Trabzonspor bir şehri bütünüyle temsil eden tek kulüp!

Karadeniz Fırtınası’nın 1980-81 sezonunda başkanlığını yapan ve şampiyonluk da yaşayan Ahmet Celal Ataman, bu sezon elde edilen zaferin bambaşka bir heyecanı olduğunu söyledi. Trabzonspor’un yapısına da değinen Ataman, kulübün şehrin tüm dinamiklerini bünyesinde barındırdığını ifade etti

TAM 38 yıl aradan sonra gelen şampiyonluk ve yöneticisi, futbolcusu, taraftarı ile yaşanan şampiyonluk sevinci… Trabzonspor-Antalyaspor maçının ardından görmeye değer bir kutlama. Yıkmadan, yakmadan, dökmeden hem de. Trabzon, sabaha kadar bir karnaval havasında kutladı şampiyonluğu. İlan edilen şampiyonluğun arkasında büyük bir birikim ve tecrübe var elbette. 1980-81 sezonunu şampiyon olarak tamamlayan Trabzonspor’un o dönemki kulüp başkanı Ahmet Celal Ataman ile şampiyonluk heyecanını ve spora dair önerilerini konuştuk.

‘İYİ Kİ BU GÜNLERİ GÖRDÜM’

  • 38 yıl sonra gelen şampiyonluk sizde nasıl bir heyecan uyandırdı?

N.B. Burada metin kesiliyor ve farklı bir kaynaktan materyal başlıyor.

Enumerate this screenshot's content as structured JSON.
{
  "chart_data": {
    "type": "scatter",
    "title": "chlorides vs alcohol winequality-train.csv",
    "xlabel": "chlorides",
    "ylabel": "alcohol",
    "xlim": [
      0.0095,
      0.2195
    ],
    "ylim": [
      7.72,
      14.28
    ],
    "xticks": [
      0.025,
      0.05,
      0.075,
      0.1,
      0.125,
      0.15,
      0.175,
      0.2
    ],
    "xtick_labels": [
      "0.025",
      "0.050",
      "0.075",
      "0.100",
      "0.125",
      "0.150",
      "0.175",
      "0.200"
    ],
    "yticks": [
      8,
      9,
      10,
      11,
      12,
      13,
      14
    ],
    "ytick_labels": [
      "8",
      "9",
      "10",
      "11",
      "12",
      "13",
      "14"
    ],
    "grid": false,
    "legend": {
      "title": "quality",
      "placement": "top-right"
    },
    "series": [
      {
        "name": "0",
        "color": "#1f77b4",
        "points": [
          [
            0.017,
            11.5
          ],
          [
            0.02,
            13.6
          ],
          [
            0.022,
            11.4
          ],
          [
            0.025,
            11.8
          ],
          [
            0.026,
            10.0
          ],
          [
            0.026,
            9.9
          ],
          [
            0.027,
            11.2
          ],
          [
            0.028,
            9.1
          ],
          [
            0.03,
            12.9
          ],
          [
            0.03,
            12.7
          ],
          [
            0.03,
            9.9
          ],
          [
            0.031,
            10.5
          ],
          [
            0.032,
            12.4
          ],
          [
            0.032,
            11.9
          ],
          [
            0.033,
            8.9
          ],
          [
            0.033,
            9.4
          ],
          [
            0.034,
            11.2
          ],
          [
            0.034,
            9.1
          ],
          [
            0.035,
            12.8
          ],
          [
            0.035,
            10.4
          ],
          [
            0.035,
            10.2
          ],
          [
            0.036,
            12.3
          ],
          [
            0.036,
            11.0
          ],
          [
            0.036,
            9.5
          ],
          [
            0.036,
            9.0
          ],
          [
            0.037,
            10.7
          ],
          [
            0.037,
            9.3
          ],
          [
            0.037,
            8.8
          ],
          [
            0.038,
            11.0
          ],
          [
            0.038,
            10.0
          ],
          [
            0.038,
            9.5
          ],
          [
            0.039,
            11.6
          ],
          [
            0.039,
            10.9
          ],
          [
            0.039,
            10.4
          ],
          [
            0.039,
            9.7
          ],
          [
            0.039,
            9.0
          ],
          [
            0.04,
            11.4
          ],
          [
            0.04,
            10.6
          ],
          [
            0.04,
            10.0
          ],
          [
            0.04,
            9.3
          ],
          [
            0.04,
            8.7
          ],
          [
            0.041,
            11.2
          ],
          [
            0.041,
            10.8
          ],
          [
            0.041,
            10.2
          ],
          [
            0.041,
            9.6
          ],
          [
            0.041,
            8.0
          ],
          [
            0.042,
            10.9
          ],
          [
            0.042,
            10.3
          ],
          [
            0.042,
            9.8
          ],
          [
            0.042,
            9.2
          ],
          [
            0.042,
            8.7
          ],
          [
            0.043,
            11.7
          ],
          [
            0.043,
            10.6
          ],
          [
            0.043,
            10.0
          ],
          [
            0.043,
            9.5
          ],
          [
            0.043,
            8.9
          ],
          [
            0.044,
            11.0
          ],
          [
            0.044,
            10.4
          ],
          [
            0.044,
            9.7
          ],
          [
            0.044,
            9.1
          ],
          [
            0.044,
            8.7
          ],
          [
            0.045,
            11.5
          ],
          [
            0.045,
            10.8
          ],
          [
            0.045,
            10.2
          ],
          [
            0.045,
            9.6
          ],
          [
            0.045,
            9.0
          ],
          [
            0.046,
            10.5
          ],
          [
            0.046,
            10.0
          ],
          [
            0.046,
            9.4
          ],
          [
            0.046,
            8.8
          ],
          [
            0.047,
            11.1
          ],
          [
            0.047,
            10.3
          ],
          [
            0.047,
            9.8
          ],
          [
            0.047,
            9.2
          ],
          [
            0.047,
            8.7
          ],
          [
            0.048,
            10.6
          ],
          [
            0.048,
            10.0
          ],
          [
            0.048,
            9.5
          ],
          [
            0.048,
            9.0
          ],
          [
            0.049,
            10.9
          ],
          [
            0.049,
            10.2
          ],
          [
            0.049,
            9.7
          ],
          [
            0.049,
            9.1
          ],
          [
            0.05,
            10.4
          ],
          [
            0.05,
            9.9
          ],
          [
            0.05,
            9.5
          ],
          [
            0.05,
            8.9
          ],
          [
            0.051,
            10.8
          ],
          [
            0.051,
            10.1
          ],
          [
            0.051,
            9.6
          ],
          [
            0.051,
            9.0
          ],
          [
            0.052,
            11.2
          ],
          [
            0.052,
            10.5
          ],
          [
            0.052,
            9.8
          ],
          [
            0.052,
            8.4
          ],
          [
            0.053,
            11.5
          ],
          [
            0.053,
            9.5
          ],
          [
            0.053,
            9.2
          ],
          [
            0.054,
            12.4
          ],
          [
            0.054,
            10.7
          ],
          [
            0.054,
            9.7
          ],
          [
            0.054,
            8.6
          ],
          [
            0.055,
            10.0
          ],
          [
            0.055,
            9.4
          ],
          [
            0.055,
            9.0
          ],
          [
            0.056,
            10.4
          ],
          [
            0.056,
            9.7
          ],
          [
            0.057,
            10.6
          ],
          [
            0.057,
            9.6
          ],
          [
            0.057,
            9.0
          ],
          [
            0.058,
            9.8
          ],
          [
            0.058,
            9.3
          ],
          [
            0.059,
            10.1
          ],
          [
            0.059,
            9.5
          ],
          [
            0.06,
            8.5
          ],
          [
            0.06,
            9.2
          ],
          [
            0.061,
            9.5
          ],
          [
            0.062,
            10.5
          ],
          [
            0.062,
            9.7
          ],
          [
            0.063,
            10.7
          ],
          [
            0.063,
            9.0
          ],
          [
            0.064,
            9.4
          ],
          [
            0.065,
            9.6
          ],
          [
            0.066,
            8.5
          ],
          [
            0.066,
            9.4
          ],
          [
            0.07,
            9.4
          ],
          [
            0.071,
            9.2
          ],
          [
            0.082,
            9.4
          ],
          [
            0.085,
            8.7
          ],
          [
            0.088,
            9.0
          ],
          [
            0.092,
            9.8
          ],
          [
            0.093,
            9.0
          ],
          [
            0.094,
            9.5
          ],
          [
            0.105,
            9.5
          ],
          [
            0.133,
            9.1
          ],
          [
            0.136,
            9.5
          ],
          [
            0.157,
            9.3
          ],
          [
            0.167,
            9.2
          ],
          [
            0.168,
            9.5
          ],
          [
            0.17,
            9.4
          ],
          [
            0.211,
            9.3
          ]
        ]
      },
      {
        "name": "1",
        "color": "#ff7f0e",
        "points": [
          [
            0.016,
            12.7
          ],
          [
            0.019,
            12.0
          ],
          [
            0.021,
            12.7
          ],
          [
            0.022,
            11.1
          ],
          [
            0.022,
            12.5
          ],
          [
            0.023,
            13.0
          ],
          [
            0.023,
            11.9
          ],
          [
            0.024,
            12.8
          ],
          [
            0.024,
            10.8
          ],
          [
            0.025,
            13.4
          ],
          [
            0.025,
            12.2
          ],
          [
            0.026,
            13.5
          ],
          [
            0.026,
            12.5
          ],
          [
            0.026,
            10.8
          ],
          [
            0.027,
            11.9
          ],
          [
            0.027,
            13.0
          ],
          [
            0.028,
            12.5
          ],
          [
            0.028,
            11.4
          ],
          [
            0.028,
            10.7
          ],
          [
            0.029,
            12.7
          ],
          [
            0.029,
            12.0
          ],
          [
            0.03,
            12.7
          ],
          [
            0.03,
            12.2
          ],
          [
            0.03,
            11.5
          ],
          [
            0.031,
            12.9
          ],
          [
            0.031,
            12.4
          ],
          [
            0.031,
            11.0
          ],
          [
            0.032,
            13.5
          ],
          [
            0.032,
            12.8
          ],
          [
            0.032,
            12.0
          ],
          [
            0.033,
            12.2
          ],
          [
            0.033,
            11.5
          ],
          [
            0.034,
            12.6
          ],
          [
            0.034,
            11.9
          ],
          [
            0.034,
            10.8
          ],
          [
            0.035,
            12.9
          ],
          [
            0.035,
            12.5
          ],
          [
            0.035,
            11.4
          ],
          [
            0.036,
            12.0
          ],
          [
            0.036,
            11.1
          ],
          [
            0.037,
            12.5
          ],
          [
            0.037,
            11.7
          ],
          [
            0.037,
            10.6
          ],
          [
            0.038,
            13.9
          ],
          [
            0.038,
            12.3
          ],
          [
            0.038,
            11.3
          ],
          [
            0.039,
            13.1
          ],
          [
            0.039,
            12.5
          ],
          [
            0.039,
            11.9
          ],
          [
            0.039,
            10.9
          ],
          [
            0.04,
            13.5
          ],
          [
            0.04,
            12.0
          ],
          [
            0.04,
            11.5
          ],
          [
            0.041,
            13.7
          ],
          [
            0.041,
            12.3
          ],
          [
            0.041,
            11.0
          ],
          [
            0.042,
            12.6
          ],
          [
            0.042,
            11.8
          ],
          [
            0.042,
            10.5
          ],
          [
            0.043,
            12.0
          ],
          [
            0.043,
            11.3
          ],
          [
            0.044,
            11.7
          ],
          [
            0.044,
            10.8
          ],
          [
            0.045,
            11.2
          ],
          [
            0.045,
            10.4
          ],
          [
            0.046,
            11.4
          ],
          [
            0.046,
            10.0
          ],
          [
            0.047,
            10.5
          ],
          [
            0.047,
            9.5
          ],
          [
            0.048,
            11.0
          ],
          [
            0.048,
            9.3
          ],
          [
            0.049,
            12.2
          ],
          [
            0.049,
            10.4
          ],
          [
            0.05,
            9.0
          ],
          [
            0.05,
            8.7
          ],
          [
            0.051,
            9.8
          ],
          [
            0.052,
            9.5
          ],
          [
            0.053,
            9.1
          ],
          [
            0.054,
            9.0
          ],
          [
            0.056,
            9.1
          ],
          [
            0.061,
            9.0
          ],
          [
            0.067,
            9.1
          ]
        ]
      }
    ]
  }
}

Öncelikle sizin, çalışanlarınızın ve okurlarınızın bayramını kutluyorum. Ben yaşım itibarıyla farklı duygular içerisindeyim. Çok şükrediyorum Yaradan’a ki bana bu günleri gösterdi. Çünkü büyük haksızlıkları, hedef alınmaları, hor görülmeleri, Avrupa’dan bizi tescil eden adamların Türkiye’ye geldiği zaman nasıl kandırılıp geri gönderildiklerini yaşayan birisi olarak şükrediyorum daima. İyi ki bu günleri görmüşüm yoksa gözüm arkada gidecekti. Çocuksu bir heyecan da diyebilirsiniz buna. O gün sahada canlı olarak izlediğim karşılaşmada kendimi 20-25 yaşlarında hissettim, çok mutluydum.

  • Başkanlık döneminizde de şampiyonluk yaşadınız. O heyecan mı bu mu?

Bu heyecan. Deminden beri saydığım şeyler birikince bunun önemi meydana çıkar. İnsanların basiretli olmaları çok zordur. Akıllı, zeki, kurnaz olabilirler ama öngörü, basiret sahibi olmak, sağduyuyu ön plana alabilmek herkesin harcı değildir. O noksanlığı görünce bu şampiyonluğu çok önemsiyorum. Bu sevinci bize yaşatan başta yönetim kurulu başkanı, yönetim kurulu, teknik heyet, çalışanlar elbette sporcular ve taraftarlar… Bu şampiyonluğu daha çok önemsiyorum. Çünkü çok zor günler geçirdik. Elimizden alınan şeyler oldu ve çaresiz kaldık.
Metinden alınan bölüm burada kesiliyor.